Purpose - Our Guiding 'North Star'
“I went from an anti-apartheid family in South Africa, experiencing leadership excellence at age 7 in a rural mission hospital (Nqutu) in Kwa-Zulu Natal, meeting Nelson Mandela, placing his CEO, interviewing 10 000 potential leaders, being a ‘whistle-blower’, and surviving ovarian cancer, to being a Harvard University fellow, in less than four decades – I learned a new and better leadership way.” – Anne Pratt
How my journey began ...

“Being an adopted child meeting my birth family just before my 45th birthday, discovering my “roots” and a total of seven multi-cultures in my two families of origin, and feeling connected in diversity, helped me understand we share a more significant cultural history than we realize – our shared humanity. As we learn in Africa, it is our interconnected spirit of Ubuntu.”
– Anne Pratt
The 'terrible two's'

“Adoption can be complicated for parents and children alike. We got lucky. Each of us at different times met some of our respective birth families, understanding more of ‘our roots,’ always eager to share our individual experience and insights with each other. It is an unpredictable genealogy adventure, never quite knowing what comes up next, yet secure knowing ‘we are a team.’
– Anne Pratt
My own leadership crucible ...

“Despite significant losses in personal wealth, duplicitous media exposure for daring to ‘blow the whistle’ on my opponents who know (and knew) the uncomfortable and inconvenient truth…. Just 13 words from Nelson Mandela fortified my own moral courage to ‘do the right thing’ and brought me to Harvard to impact leadership excellence and better our world.
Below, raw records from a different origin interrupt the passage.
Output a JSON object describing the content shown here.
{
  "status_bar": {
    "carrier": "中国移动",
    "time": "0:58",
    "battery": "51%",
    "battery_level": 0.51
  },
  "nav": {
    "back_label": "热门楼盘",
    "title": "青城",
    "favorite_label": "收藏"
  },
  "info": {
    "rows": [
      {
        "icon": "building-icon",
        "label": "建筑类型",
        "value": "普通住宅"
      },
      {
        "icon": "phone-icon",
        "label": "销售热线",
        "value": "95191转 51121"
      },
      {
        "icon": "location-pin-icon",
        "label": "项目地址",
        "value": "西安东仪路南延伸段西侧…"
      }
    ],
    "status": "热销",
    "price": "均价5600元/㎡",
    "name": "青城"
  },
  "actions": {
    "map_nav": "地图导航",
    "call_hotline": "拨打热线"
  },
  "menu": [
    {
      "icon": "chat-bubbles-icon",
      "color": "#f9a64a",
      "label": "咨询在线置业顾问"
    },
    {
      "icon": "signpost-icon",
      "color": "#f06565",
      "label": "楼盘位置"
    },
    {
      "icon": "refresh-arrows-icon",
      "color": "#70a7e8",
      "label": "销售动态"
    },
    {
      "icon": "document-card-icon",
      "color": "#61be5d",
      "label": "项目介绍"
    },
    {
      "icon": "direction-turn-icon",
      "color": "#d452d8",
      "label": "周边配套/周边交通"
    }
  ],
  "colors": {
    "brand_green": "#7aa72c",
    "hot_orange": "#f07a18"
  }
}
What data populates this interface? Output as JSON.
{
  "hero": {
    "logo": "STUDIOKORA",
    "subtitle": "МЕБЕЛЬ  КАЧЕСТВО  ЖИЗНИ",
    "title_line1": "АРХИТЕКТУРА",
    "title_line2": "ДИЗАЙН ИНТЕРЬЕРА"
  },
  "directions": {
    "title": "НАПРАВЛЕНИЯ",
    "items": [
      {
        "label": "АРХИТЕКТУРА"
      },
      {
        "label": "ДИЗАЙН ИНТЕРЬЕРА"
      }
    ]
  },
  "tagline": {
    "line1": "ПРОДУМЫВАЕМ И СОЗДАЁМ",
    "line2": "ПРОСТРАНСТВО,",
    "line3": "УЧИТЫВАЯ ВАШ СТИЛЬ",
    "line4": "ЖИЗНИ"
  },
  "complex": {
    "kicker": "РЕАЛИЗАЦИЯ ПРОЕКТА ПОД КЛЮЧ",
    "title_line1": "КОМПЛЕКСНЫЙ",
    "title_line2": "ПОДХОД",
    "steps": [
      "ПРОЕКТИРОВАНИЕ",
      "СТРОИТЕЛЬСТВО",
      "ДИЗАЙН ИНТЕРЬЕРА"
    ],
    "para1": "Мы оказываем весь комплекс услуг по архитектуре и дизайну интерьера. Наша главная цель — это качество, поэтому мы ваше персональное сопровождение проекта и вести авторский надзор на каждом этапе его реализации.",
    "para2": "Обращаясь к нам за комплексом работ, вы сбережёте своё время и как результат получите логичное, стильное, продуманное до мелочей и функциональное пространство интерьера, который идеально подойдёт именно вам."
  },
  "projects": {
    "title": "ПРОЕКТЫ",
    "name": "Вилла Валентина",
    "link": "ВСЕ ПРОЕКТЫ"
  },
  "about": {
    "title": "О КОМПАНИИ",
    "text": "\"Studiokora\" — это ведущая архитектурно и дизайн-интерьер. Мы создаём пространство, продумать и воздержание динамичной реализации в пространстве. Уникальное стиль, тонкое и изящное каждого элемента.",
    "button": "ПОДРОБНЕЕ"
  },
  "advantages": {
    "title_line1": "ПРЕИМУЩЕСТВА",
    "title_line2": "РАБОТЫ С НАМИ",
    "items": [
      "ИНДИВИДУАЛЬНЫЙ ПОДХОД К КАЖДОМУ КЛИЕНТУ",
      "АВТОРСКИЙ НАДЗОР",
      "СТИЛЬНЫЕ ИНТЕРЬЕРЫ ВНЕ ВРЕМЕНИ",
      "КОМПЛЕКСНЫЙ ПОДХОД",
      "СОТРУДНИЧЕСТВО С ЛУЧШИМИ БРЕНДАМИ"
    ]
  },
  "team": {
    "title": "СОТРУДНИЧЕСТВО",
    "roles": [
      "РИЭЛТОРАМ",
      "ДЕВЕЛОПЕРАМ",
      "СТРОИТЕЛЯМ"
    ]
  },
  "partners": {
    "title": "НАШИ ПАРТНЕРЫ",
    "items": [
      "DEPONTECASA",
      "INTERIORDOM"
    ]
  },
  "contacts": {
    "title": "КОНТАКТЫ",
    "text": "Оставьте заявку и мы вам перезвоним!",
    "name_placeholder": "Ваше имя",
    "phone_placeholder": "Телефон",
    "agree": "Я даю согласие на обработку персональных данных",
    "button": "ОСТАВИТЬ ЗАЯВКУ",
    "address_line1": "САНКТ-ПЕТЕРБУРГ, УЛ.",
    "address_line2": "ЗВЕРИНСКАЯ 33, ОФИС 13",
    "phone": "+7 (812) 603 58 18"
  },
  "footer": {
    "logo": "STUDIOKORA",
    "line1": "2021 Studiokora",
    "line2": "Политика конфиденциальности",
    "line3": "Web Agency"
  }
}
How to Lead and Stay Alive is personal for me.”
– Anne Pratt
An Empirical Case for Hope

“Growing up in an authoritarian police state in an apartheid South Africa, living through deep divides, meeting Mandela, placing his CEO, listening, learning, and understanding the fears, the anger, and losses, coming to Harvard in January 2017, all deepened my core belief that Mandela is an empirical case of HOPE for America and the world today. Voted the ‘Leader of Leaders of the 20th Century’, his leadership way gives our world a more human face.”
– Anne Pratt
Who will cry when I die?

“Climbing Table Mountain in Cape Town in 2016, ‘waking up’ my ovarian cancer tumor, climbing Devil’s Peak a week later reciting ‘Invictus’, spiritually connecting with Mandela from the top, the thinnest layer between heaven and earth, gazing across an abundant Atlantic ocean to settle on Robben Island, inspired my faith to truly LIVE – to ‘be’ more, to ‘do’ more, to touch lives and to make an impact.”
– Anne Pratt
Gratitude

“Our gratitude, a practiced habit, creates immeasurable daily joy. It can be felt and expressed in times of vulnerability or tough, even grave adversity. In fact, it fuels our hope, it becomes our salvation.”